Autonomous Spacecraft Subsystem Fault Detection, Isolation, Diagnosis, and Recovery
Stottler Henke has developed a sophisticated spacecraft subsystem Fault Detection, Isolation, and Diagnosis capability combined with our Aurora Space Application Planning and Scheduling framework. Together these provide a high-level, closed loop system for fully automated detection of faults and anomalies; diagnosing the underlying causes; and planning, scheduling, and executing recovery and reconfiguration activities. Following a detected fault, this automated capability helps to maximally recoup spacecraft subsystem functionality, and optimally fulfill mission objectives to the degree possible.
Our MAESTRO (Management through intelligent, AdaptivE, autonomouS, faulT identification and diagnosis, Reconfiguration/replanning/rescheduling Optimization) architecture is designed for straight-forward reapplication to different spacecraft subsystem management problems.
MAESTRO can be configured with standalone subsystem or problem-specific modules, or they can be easily integrated with one another to execute as a closed-loop in a variety of computational environments, including in highly distributed situations. We integrated our AI Modules within NASA’s core Flight System (cFS) so that they can be used (through cFS) on a wide variety of spacecraft, from large human exploration vehicles to small scientific instruments down to the cubesat level. We also integrated these same AI Modules on Montana State University’s RadPC (radiation-tolerant processing FPGAs) in an experiment onboard the ISS that detected and diagnosed issues with the EPS and RadPC itself. Other applications include the xEMU Portable Life Support System (PLSS), Gateway PPE Electrical Power System (EPS), and Mars Transit Vehicle.

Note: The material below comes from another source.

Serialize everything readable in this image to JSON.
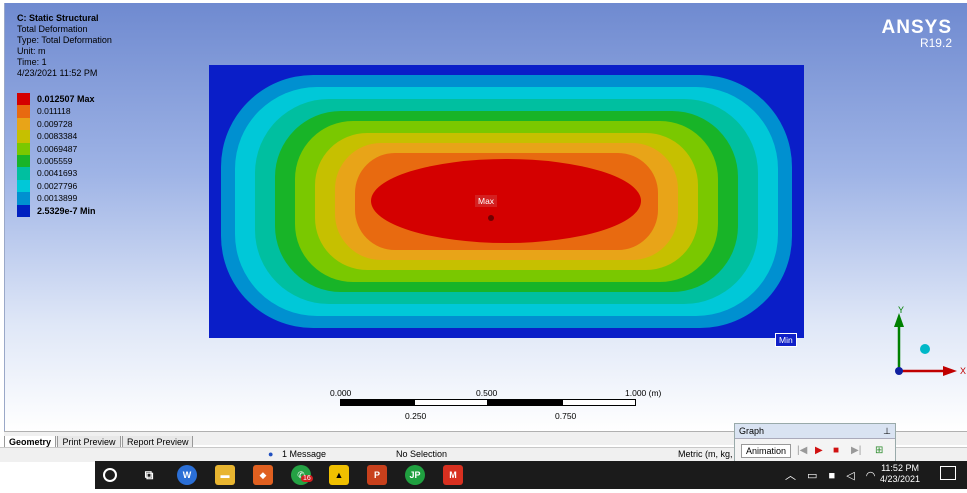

During normal operations, MAESTRO monitors onboard sensor values in order to automatically characterize subsystem components in preparation for detecting failures. Based on that characterization, it automatically predicts resource availability over time and schedules the actions (i.e., determining what activities will occur and when, along with the modes of the associated equipment). During a failure scenario, MAESTRO follows an operational sequence to:
- Detect the problem
- Immediately safe the spacecraft to minimize damage
- Diagnose the problem and determine the root cause
- Determine potential feasible courses of action (COAs) given the failed components or set of possible failed components
- Determine the impact and ramifications of each COA
- Select the most appropriate COA
- Generate the detailed schedule/sequence of actions to implement the COA
- Adaptively execute the required actions.
MAESTRO has already diagnosed real known and novel faults in various spacecraft hardware subsystems and been integrated with NASA’s core Flight System (cFS) and NASA JSC’s IRIS architecture. MAESTRO’s symbolic Model-Based Reasoning (MBR) techniques are being combined with our ADTM SOM ML technology to create a hybrid system that combines the advantages of each approach while mitigating each’s weaknesses.